The best source of information for this is through a state’s corporate filing office. This is usually found through the Secretary of State’s website. Some states refer to this as a “certificate of formation” (like Delaware, Mississippi, New Hampshire, New Jersey, and Washington) or “certificate of organization.” (like Massachusetts and Pennsylvania). They would have the most up to date business laws on opening an LLC.
As discussed above, it is best to start with your state’s corporate filing office, and they will inform you of the “articles of organization” forms required to register an LLC within the state. And as we discussed above, in different states, this can be called different things, such as “certificate of formation” or “certificate of organization”.
Determine The Registered Agent Receiving The Paperwork
A registered agent is essentially the designated person managing the LLC, and in charge of receiving notices, forms, and legal papers from the state. LLC’s are required to have a registered agent.
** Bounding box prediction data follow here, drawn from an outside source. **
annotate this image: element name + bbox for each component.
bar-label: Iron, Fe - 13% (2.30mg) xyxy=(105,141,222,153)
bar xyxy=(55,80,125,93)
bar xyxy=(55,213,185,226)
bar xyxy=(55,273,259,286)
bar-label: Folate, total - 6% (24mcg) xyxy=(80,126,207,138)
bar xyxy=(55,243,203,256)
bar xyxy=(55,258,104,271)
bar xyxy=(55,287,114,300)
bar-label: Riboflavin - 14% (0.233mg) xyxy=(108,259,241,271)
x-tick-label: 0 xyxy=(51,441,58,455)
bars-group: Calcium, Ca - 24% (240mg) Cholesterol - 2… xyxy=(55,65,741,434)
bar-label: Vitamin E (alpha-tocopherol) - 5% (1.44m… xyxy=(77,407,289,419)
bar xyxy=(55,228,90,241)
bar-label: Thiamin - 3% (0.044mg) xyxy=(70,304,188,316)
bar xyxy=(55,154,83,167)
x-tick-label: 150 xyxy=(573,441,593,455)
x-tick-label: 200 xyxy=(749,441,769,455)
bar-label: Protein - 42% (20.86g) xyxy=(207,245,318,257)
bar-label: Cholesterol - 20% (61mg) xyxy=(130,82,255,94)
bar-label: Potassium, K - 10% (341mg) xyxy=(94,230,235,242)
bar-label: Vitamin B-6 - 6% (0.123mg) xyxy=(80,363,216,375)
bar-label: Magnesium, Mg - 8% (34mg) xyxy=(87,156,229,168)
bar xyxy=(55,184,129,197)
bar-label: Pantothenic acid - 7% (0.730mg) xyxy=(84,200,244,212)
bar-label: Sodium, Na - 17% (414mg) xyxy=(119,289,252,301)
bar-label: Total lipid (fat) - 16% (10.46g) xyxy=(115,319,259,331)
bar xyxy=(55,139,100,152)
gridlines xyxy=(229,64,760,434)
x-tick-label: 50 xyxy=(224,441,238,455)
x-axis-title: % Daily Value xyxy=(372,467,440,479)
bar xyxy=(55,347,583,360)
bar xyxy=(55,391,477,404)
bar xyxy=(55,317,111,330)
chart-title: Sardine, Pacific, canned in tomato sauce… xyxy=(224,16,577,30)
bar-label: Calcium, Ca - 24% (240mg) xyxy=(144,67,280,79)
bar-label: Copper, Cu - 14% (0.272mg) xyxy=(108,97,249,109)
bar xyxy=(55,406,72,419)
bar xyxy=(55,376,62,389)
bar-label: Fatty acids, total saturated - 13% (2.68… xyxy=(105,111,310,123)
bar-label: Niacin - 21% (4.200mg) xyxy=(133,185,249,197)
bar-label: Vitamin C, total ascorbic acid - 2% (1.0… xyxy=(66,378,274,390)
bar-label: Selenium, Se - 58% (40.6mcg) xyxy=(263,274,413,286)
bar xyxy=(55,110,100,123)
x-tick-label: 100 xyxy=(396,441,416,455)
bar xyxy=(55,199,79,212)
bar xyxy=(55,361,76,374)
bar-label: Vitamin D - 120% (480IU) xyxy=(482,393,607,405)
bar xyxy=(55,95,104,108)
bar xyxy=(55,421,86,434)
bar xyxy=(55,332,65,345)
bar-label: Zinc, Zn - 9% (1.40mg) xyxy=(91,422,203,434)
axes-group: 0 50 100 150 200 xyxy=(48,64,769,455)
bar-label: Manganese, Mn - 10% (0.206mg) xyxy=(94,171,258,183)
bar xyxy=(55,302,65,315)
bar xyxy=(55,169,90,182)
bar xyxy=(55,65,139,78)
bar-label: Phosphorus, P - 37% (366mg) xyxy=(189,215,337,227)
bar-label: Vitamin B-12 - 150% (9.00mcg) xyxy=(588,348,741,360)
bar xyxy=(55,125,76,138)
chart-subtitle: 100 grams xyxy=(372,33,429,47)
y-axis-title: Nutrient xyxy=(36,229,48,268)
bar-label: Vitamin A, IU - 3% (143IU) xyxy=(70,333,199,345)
A registered agent, depending on the state, can either be a member within the LLC, or the LLC can be managed by private service companies, whose sole purpose is to act as registered agents on behalf of an LLC.
If a person within the LLC is acting as registered agent, they generally need to be over 18 years old and have an active physical address in the state the LLC is registered in. They also must be available there during normal business hours.
If a business opts to be represented by a private service company, there will be relevant fees applied to the LLC for the private company’s representation services.
Paying Your Dues
The natural progression of management of a corporation opens up the question of fees and dues an LLC must pay in order to function. We began discussing earlier that having a private service company can manage an LLC for a fee. Some other fees associated with overseeing and running an LLC include:
- A registered agent (if a member of the business does not want to act as the registered agent): fees usually start at $100 and above
- Annual franchise tax: Once established, an LLC pays fees to file with its respective state annually. The same way a person files for taxes annually, an LLC must also file for taxes based on annual income and gross receipts.
- Renewal fees: Every one to three years, an LLC pays renewal fees to maintain their business license in their respective state.
- Formation service fees: This may not always be the case, but for companies that want to expedite the process of opening an LLC, there are formation companies whose sole purpose is to help with opening an LLC and its operations. They also charge a service fee.
Annual and renewal fees have an added penalty that as a proprietor of an LLC, should be minimized and avoided. Staying up to date and avoiding late payment sounds simple enough, but if regular bookkeeping is not maintained, the penalties can sneak up on a business.
An LLC has many flexible, and potentially very positive benefits to a business. It can be very easy and straightforward to start. These days, much of the paperwork can be filed with an external party. Forming an LLC can be outsourced to another party entirely as well. While tedious, these steps are crucial to reaping the full benefits and protections this business entity can offer.